Originalmente, uma legislação que respeitava diferenças religiosas havia sido criada pelos britânicos em 1860. O objetivo era conter conflitos religiosos entre hindus, muçulmanos, cristãos e siques em toda a Índia governada pelo Reino Unido na época.

A lei protegia locais de culto e objetos sagrados e tornava crime perturbar assembleias religiosas, invadir locais de sepultamento e insultar crenças de qualquer pessoa. Os infratores eram punidos com até dez anos de prisão. Em 1927, durante uma tensão política e antagonismo entre diferentes comunidades, a lei foi reforçada.

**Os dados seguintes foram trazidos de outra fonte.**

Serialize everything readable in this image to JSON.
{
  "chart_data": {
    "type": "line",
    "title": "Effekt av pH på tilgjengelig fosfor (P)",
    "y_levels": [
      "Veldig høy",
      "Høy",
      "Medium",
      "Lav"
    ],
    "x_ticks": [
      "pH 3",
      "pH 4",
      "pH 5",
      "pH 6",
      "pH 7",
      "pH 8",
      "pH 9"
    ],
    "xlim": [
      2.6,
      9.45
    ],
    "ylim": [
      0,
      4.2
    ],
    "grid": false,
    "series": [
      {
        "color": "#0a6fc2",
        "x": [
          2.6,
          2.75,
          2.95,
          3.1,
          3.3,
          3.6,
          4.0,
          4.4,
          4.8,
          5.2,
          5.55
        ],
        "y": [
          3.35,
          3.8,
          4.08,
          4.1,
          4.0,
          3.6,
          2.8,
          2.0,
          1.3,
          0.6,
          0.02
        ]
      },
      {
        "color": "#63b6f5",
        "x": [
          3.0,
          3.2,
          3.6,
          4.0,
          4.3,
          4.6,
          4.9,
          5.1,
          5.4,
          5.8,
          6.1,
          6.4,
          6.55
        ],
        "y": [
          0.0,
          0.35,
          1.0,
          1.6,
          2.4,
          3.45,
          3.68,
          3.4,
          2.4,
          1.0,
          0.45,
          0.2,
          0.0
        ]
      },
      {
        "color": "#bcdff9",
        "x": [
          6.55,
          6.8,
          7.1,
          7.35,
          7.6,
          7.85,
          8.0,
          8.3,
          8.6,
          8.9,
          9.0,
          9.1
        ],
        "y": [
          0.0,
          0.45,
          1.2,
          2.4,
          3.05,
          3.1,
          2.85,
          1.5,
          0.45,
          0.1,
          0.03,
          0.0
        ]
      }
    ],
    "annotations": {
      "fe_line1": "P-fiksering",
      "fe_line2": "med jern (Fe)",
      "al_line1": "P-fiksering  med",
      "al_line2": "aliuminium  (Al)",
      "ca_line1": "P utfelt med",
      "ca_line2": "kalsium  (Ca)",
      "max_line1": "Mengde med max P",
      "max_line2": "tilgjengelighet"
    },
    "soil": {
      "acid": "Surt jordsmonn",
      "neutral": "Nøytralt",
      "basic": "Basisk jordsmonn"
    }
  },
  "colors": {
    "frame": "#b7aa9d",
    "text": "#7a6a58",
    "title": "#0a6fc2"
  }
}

As leis de blasfêmia não favoreciam nenhuma religião específica até 1986, quando o Parlamento paquistanês introduziu novas emendas e incluiu uma cláusula que punia com a morte quem ofendesse o profeta Maomé. Na votação, apenas um parlamentar se posicionou contra a cláusula 295-C. Seu nome é Muhammad Hamza, hoje com 90 anos.

Em seu discurso em 1986, Hamza argumentou que os textos islâmicos citados pelos defensores da pena de morte precisavam ser exaustivamente revisados ​​pelos estudiosos da religião antes que qualquer mudança na lei fosse aprovada, e alegou que o Parlamento estava sendo irresponsável, evitando um debate profundo sobre o assunto.

“Tenho uma opinião firme”, diz Hamza. “Você não pode administrar o país com justiça seletiva. Qual é o propósito da lei se ela é destrutiva para a sociedade? Nossa população não tem profundidade, é excessivamente emocional sobre religião, então eu sabia que a lei seria mal utilizada – é por isso que eu me opus“, completa.

Hamza era a única voz da oposição no Parlamento naquele dia. A cláusula 295-C foi aprovada imediatamente.